Multifractal analysis of Gaussian multiplicative chaos and applications

TL;DR

This paper derives an explicit formula for the singularity spectrum of subcritical Gaussian multiplicative chaos measures, confirming the multifractal formalism, and applies it to analyze the multifractal properties of random walk and Liouville Brownian motion.

Contribution

It provides a precise formula for the singularity spectrum of Gaussian multiplicative chaos and verifies the multifractal formalism for these measures.

Findings

Singularity spectrum matches the Legendre-Fenchel transform of the $L^q$-spectrum.

Explicit formulas for the lower singularity spectrum of multifractal random walk.

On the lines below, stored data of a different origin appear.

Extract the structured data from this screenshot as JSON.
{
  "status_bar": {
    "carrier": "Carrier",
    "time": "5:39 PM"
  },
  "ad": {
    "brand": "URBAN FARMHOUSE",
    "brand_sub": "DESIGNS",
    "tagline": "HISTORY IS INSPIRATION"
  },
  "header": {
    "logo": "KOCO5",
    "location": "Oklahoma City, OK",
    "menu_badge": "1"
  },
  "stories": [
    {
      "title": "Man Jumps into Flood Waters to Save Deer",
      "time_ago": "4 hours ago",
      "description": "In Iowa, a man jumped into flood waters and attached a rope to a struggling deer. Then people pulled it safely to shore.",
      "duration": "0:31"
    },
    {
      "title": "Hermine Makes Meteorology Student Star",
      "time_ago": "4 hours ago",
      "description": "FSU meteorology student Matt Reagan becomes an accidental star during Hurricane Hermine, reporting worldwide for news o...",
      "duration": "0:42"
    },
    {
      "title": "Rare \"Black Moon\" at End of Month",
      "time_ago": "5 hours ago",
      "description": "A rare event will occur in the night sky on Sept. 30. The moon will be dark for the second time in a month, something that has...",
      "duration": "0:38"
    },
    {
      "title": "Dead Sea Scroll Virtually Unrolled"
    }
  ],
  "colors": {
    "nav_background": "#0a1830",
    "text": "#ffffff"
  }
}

Application to Liouville Brownian motion's multifractal analysis.

Abstract

Let $M_{\gamma}$ be a subcritical Gaussian multiplicative chaos measure associated with a general log-correlated Gaussian field defined on a bounded domain $D \subset \mathbb{R}^d$, $d \geq 1$. We find an explicit formula for its singularity spectrum by showing that $M_{\gamma}$ satisfies almost surely the multifractal formalism, i.e., we prove that its singularity spectrum is almost surely equal to the Legendre-Fenchel transform of its $L^q$-spectrum. Then, applying this result, we compute the lower singularity spectrum of the multifractal random walk and of the Liouville Brownian motion.